Less than a week after the U.S. Supreme Court announced it would take up the same-sex marriage issue, Justice Antonin Scalia was asked to defend his legal writings on homosexuality after his speech at Princeton University yesterday.
Several hundred people packed Richardson Auditorium to hear the Trenton native deliver the school’s annual Herbert W. Vaughan Lecture on America’s Founding Principles. Scalia spoke about his new book, “Reading Law: The Interpretation of Legal Texts.”
During the question and answer session, Princeton University student Duncan Hosie drew applause from the audience when he challenged Scalia for comparing laws banning sodomy with laws barring bestiality and murder. Scalia was unapologetic about his position or tactics.
“I don’t think it’s necessary, but I think it’s effective,” Scalia said. “It’s a form of argument that I thought you would have known, which is called ‘reduction to the absurd’.”
“If we cannot have moral feelings against homosexuality, can we have it against murder? Can we have it against other things?” Scalia said, adding dryly, “I’m surprised you aren’t persuaded.”

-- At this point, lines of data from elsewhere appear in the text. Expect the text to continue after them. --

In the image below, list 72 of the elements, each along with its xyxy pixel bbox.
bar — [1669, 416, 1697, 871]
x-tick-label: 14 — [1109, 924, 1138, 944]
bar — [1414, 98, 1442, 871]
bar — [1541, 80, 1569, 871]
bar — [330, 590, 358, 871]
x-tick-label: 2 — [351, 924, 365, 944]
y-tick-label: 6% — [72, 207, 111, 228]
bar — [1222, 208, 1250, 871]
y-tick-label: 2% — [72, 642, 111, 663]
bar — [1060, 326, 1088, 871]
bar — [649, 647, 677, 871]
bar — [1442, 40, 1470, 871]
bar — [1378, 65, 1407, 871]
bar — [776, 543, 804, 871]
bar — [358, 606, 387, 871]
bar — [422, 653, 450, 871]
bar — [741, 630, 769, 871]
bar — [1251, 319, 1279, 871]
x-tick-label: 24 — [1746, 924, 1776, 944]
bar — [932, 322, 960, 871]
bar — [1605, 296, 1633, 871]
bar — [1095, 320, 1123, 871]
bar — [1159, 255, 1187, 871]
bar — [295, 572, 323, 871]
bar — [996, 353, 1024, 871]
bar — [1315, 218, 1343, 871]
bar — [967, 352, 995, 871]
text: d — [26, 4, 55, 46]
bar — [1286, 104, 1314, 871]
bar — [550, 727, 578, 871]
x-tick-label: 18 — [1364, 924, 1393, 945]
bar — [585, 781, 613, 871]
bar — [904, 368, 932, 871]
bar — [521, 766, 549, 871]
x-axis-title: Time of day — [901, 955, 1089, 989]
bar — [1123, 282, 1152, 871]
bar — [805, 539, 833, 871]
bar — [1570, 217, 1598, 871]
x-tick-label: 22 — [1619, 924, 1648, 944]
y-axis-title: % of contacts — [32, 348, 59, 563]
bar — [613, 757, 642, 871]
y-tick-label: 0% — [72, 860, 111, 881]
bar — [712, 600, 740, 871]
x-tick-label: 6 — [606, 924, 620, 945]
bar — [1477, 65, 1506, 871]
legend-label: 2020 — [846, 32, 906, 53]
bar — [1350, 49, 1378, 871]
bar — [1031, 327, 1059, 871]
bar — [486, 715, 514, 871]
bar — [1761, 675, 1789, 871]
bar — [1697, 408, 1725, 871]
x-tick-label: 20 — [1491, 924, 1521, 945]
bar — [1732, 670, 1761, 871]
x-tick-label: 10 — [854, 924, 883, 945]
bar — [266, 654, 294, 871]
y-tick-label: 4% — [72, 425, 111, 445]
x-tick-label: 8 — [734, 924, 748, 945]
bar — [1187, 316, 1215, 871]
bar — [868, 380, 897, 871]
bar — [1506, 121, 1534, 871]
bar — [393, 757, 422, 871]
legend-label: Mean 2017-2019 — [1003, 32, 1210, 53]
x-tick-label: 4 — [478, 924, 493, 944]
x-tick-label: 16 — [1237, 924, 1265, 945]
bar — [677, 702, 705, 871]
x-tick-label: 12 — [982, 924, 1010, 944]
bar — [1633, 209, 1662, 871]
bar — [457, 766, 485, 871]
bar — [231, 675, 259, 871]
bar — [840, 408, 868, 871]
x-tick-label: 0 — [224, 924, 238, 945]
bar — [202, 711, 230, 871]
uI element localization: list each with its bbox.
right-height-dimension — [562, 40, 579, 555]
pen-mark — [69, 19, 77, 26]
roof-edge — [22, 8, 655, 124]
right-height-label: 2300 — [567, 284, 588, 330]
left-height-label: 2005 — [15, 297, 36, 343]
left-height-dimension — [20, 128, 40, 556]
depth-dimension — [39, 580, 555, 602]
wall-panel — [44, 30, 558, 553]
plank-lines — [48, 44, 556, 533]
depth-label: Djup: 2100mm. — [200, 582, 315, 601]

In his 45-minute talk, Scalia defended his judicial philosophy. He believes seeking the original meaning of the text is the best way to interpret the Constitution. Scalia, who spoke in a casual tone and cracked several jokes during his speech, criticized those who view the U.S. Constitution as a living document that changes with the times.
“I have classes of kids who come to the court, and they recite very proudly what they’ve been taught, that the Constitution is a living document,” he said. “It isn’t a living document. It’s, dead, dead, dead… I don’t say that them. I call it the enduring Constitution. That’s what I tell them.”
Scalia said interpreting laws requires adherence to the words used and to their meanings at the time they were written.
“When we read Shakespeare, we use a glossary because we want to know what it meant when it was written. We don’t give those words their current meaning.,” he said. “So also with a statute. Our statutes don’t change meaning from age to age to comport with whatever the zeitgeist thinks is appropriate.”
He contrasted his philosophy of originalism with the notion of a “living Constitution” that changes over time as society becomes more mature. He said that people who see the Constitution as changing often argue they are taking the more flexible approach. But their approach is restrictive, he said, and their true goal is to set policy permanently.
“If there’s anything you absolutely hate, why, it must be unconstitutional,” he said. “If there’s anything you absolutely have to have, it must be required by the Constitution. That’s where we are. It is utterly mindless.”
Scalia said it should be left up to states to approve legislation on issues like abortion, homosexuality and the death penalty.
“My Constitution is a very flexible one,” he said. “There’s nothing in there about abortion. It’s up to the citizens. The same with the death penalty,” he said. “Why would you think these nine unelected lawyers living in a marble palace have their thumb on the pulse of the American people so that they know what the evolving standards of decency are? I don’t know what they are. I’m afraid to ask.”
For originalists, Scalia said, the notion that the constitution changed from age to age was ridiculous.
He noted that looking at the text and determining the original intent of the law can lead to some outcomes that liberals support, and other outcomes that conservatives support. “It goes both ways,” he said.